Having the drinking age at 21 offers the improved (longer) opportunity for an individual to develop the character traits necessary to drink responsibly. (I am not including alcoholism in this discussion. It is a disease with symptomatic alcohol abuse and over-use that is a problem of a whole different sort, not a character problem.) Also, I know and acknowledge the “Peter Pan Syndrome” exists in many forms and some individuals never grow up and act responsibly. And, yes, the drinking age was 18 when I was young and I may have begun drinking before I reached my majority.

Nonetheless, to drink responsibly and individual doesn’t need to “learn to drink” they need to learn certain life skills, develop certain character traits, at least to a reasonable degree. Certainly an individual may limit themselves to 1 or 2 drinks in a controlled setting, but these life skills are required in situations where the only brakes are your self-control (e.g. a free kegger). That self-control, it seems to me at least, is acquired along with the ability to delay gratification. Many of the lessons that instill the latter feed the former. An individual must become able to take responsibility for one’s own actions (the devil didn’t make me do it). They must be able to make many different types of responsible (and we thought out) choices. They must be able to resist peer pressure, in all its prevalent forms, as well as other pressures (e.g. marketing that a product will make you popular, sexy, etc.).

None of these life skills/character traits require practice/learning with alcohol. Life affords many training options. Learn from life.

You can drink from 21 to the end of your life; you don’t need 3 extra years before that.

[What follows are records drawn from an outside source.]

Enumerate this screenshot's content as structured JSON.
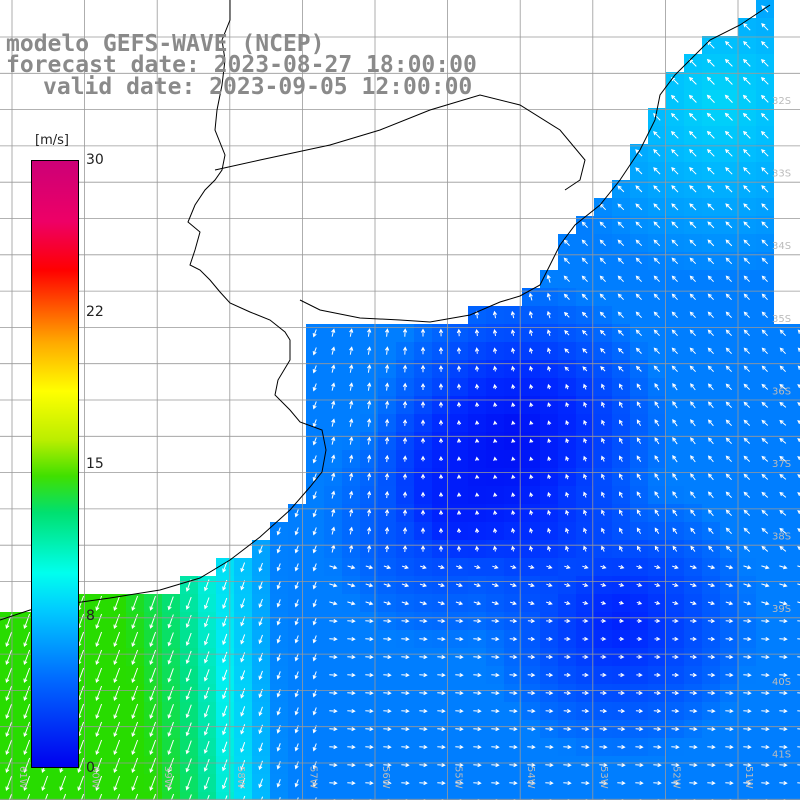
{
  "header": {
    "model": "modelo GEFS-WAVE (NCEP)",
    "forecast": "forecast date: 2023-08-27 18:00:00",
    "valid": "valid date: 2023-09-05 12:00:00"
  },
  "colorbar": {
    "unit": "[m/s]",
    "ticks": [
      "30",
      "22",
      "15",
      "8",
      "0"
    ],
    "colors": [
      "#0000ee",
      "#0066ff",
      "#00ccff",
      "#00ffee",
      "#00e070",
      "#ffff00",
      "#ff0000",
      "#cc0077"
    ]
  },
  "axes": {
    "lat_labels": [
      "32S",
      "33S",
      "34S",
      "35S",
      "36S",
      "37S",
      "38S",
      "39S",
      "40S",
      "41S"
    ],
    "lon_labels": [
      "61W",
      "60W",
      "59W",
      "58W",
      "57W",
      "56W",
      "55W",
      "54W",
      "53W",
      "52W",
      "51W"
    ]
  },
  "map_colors": {
    "land": "#ffffff",
    "grid": "#999999",
    "coast": "#000000",
    "arrow": "#ffffff"
  }
}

Think, make good choices, don’t take chances, develop “good” life skills (good = life preserving, useful for society or getting along in society).

Monday, July 03, 2006

Overweight Kids are Overweight

The government (Centers for Disease Control and Prevention) feels that “we” should not use the word “obese” in referring to children, because of the word’s stigma. They recommend calling overweight kids “at risk of overweight”.

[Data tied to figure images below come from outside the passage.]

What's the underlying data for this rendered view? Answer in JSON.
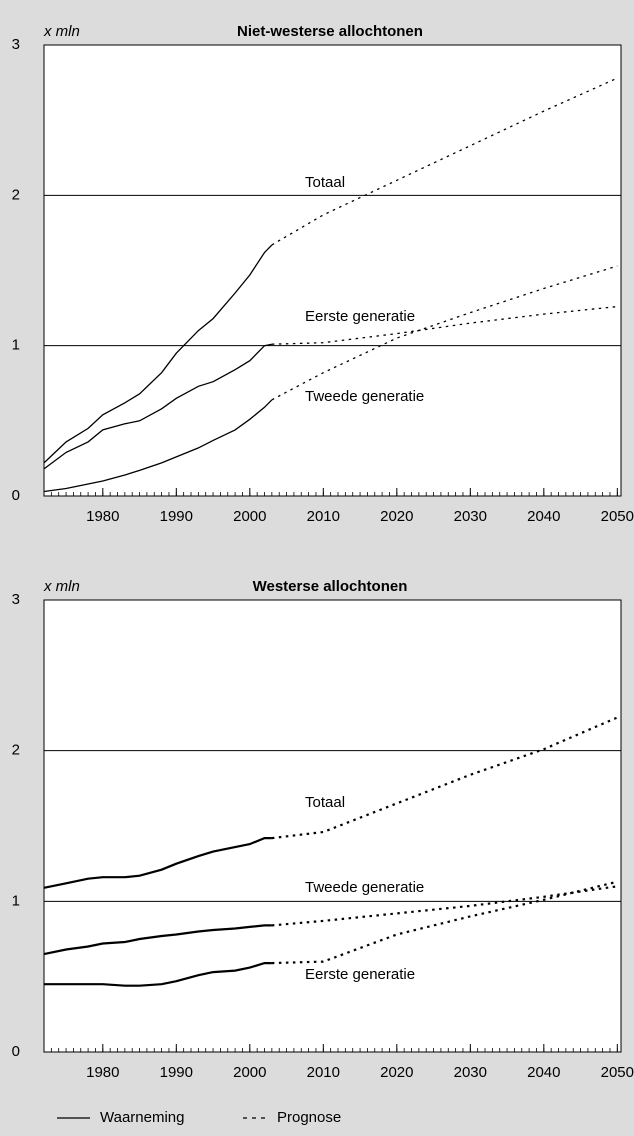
{
  "chart_data": [
    {
      "type": "line",
      "title": "Niet-westerse allochtonen",
      "y_label": "x mln",
      "x": [
        1972,
        1975,
        1978,
        1980,
        1983,
        1985,
        1988,
        1990,
        1993,
        1995,
        1998,
        2000,
        2002,
        2003,
        2010,
        2020,
        2030,
        2040,
        2050
      ],
      "observed_until": 2003,
      "series": [
        {
          "name": "Totaal",
          "color": "#000000",
          "values": [
            0.22,
            0.36,
            0.45,
            0.54,
            0.62,
            0.68,
            0.82,
            0.95,
            1.1,
            1.18,
            1.35,
            1.47,
            1.62,
            1.67,
            1.87,
            2.1,
            2.33,
            2.56,
            2.78
          ]
        },
        {
          "name": "Eerste generatie",
          "color": "#000000",
          "values": [
            0.18,
            0.29,
            0.36,
            0.44,
            0.48,
            0.5,
            0.58,
            0.65,
            0.73,
            0.76,
            0.84,
            0.9,
            1.0,
            1.01,
            1.02,
            1.08,
            1.15,
            1.21,
            1.26
          ]
        },
        {
          "name": "Tweede generatie",
          "color": "#000000",
          "values": [
            0.03,
            0.05,
            0.08,
            0.1,
            0.14,
            0.17,
            0.22,
            0.26,
            0.32,
            0.37,
            0.44,
            0.51,
            0.59,
            0.64,
            0.82,
            1.05,
            1.22,
            1.38,
            1.53
          ]
        }
      ],
      "xlim": [
        1972,
        2050.5
      ],
      "xticks": [
        1980,
        1990,
        2000,
        2010,
        2020,
        2030,
        2040,
        2050
      ],
      "xminor_step": 1,
      "ylim": [
        0,
        3
      ],
      "yticks": [
        0,
        1,
        2,
        3
      ],
      "grid": true
    },
    {
      "type": "line",
      "title": "Westerse allochtonen",
      "y_label": "x mln",
      "x": [
        1972,
        1975,
        1978,
        1980,
        1983,
        1985,
        1988,
        1990,
        1993,
        1995,
        1998,
        2000,
        2002,
        2003,
        2010,
        2020,
        2030,
        2040,
        2050
      ],
      "observed_until": 2003,
      "series": [
        {
          "name": "Totaal",
          "color": "#000000",
          "values": [
            1.09,
            1.12,
            1.15,
            1.16,
            1.16,
            1.17,
            1.21,
            1.25,
            1.3,
            1.33,
            1.36,
            1.38,
            1.42,
            1.42,
            1.46,
            1.65,
            1.84,
            2.01,
            2.22
          ]
        },
        {
          "name": "Tweede generatie",
          "color": "#000000",
          "values": [
            0.65,
            0.68,
            0.7,
            0.72,
            0.73,
            0.75,
            0.77,
            0.78,
            0.8,
            0.81,
            0.82,
            0.83,
            0.84,
            0.84,
            0.87,
            0.92,
            0.97,
            1.03,
            1.1
          ]
        },
        {
          "name": "Eerste generatie",
          "color": "#000000",
          "values": [
            0.45,
            0.45,
            0.45,
            0.45,
            0.44,
            0.44,
            0.45,
            0.47,
            0.51,
            0.53,
            0.54,
            0.56,
            0.59,
            0.59,
            0.6,
            0.78,
            0.9,
            1.01,
            1.13
          ]
        }
      ],
      "xlim": [
        1972,
        2050.5
      ],
      "xticks": [
        1980,
        1990,
        2000,
        2010,
        2020,
        2030,
        2040,
        2050
      ],
      "xminor_step": 1,
      "ylim": [
        0,
        3
      ],
      "yticks": [
        0,
        1,
        2,
        3
      ],
      "grid": true
    }
  ],
  "legend": [
    {
      "label": "Waarneming",
      "style": "solid"
    },
    {
      "label": "Prognose",
      "style": "dotted"
    }
  ]
}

How can “our society” work to combat the problem of overweight kids, with its attendant risk of diabetes, other health problems and increased risk of death, if we can’t even call overweight kids overweight. This has to be one of the dumbest bits of “doublespeak” I have seen (today anyway). I have seen some fat kids. Yes, they were fat. I have seen even more (as in large numbers of) overweight kids.

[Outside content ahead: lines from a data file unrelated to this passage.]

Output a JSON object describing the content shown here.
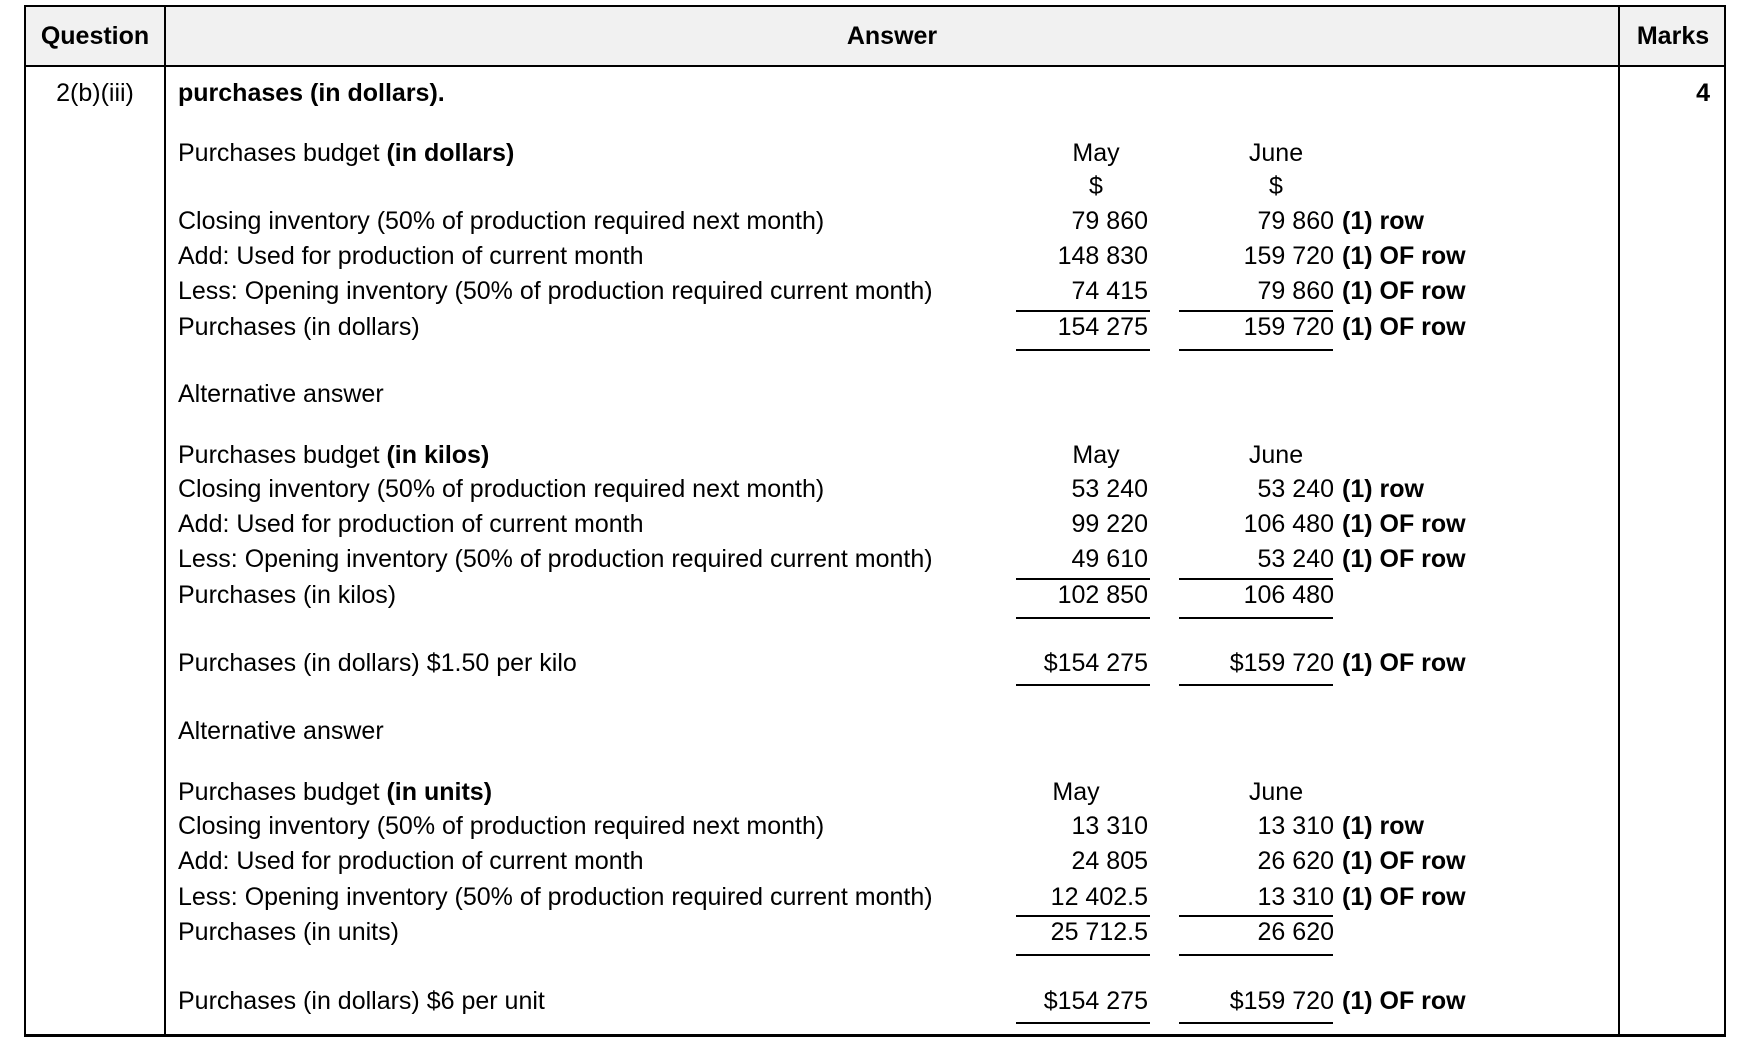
{
  "header": {
    "question": "Question",
    "answer": "Answer",
    "marks": "Marks"
  },
  "question_id": "2(b)(iii)",
  "marks_value": "4",
  "intro": "purchases (in dollars).",
  "sections": [
    {
      "title_prefix": "Purchases budget ",
      "title_bold": "(in dollars)",
      "may": "May",
      "june": "June",
      "may_unit": "$",
      "june_unit": "$",
      "rows": [
        {
          "label": "Closing inventory (50% of production required next month)",
          "may": "79 860",
          "june": "79 860",
          "note_mark": "(1)",
          "note": "row"
        },
        {
          "label": "Add: Used for production of current month",
          "may": "148 830",
          "june": "159 720",
          "note_mark": "(1)",
          "note": "OF row"
        },
        {
          "label": "Less: Opening inventory (50% of production required current month)",
          "may": "74 415",
          "june": "79 860",
          "note_mark": "(1)",
          "note": "OF row"
        },
        {
          "label": "Purchases (in dollars)",
          "may": "154 275",
          "june": "159 720",
          "note_mark": "(1)",
          "note": "OF row"
        }
      ]
    },
    {
      "alt": "Alternative answer",
      "title_prefix": "Purchases budget ",
      "title_bold": "(in kilos)",
      "may": "May",
      "june": "June",
      "rows": [
        {
          "label": "Closing inventory (50% of production required next month)",
          "may": "53 240",
          "june": "53 240",
          "note_mark": "(1)",
          "note": "row"
        },
        {
          "label": "Add: Used for production of current month",
          "may": "99 220",
          "june": "106 480",
          "note_mark": "(1)",
          "note": "OF row"
        },
        {
          "label": "Less: Opening inventory (50% of production required current month)",
          "may": "49 610",
          "june": "53 240",
          "note_mark": "(1)",
          "note": "OF row"
        },
        {
          "label": "Purchases (in kilos)",
          "may": "102 850",
          "june": "106 480"
        }
      ],
      "dollars": {
        "label": "Purchases (in dollars) $1.50 per kilo",
        "may": "$154 275",
        "june": "$159 720",
        "note_mark": "(1)",
        "note": "OF row"
      }
    },
    {
      "alt": "Alternative answer",
      "title_prefix": "Purchases budget ",
      "title_bold": "(in units)",
      "may": "May",
      "june": "June",
      "rows": [
        {
          "label": "Closing inventory (50% of production required next month)",
          "may": "13 310",
          "june": "13 310",
          "note_mark": "(1)",
          "note": "row"
        },
        {
          "label": "Add: Used for production of current month",
          "may": "24 805",
          "june": "26 620",
          "note_mark": "(1)",
          "note": "OF row"
        },
        {
          "label": "Less: Opening inventory (50% of production required current month)",
          "may": "12 402.5",
          "june": "13 310",
          "note_mark": "(1)",
          "note": "OF row"
        },
        {
          "label": "Purchases (in units)",
          "may": "25 712.5",
          "june": "26 620"
        }
      ],
      "dollars": {
        "label": "Purchases (in dollars) $6 per unit",
        "may": "$154 275",
        "june": "$159 720",
        "note_mark": "(1)",
        "note": "OF row"
      }
    }
  ]
}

There are times to be “politically correct” (Yes, that is a lovely dress), but there are times to be frank, honest, and call “a spade a spade”. If a kid is shaped like a spade (or a club for that matter) something needs to be done before they have damaged their future health and increased their risk of dying at a younger age than they ought. Overweight kids need to be told that they are overweight by their doctor and by their family and by others charged with helping them work on the problem. Don’t bludgeon them with it, but don’t sugar-coat it either (sugar-coating may be a significant part of their problem anyway).

Care enough to tell overweight kids the truth and tell them what to do about it [i.e. healthy diet and exercise] (repeatedly), show them what to do about it (repeatedly), help them do what they have to do and make sure they do it. Help them live long enough and healthy enough to appreciate the intervention.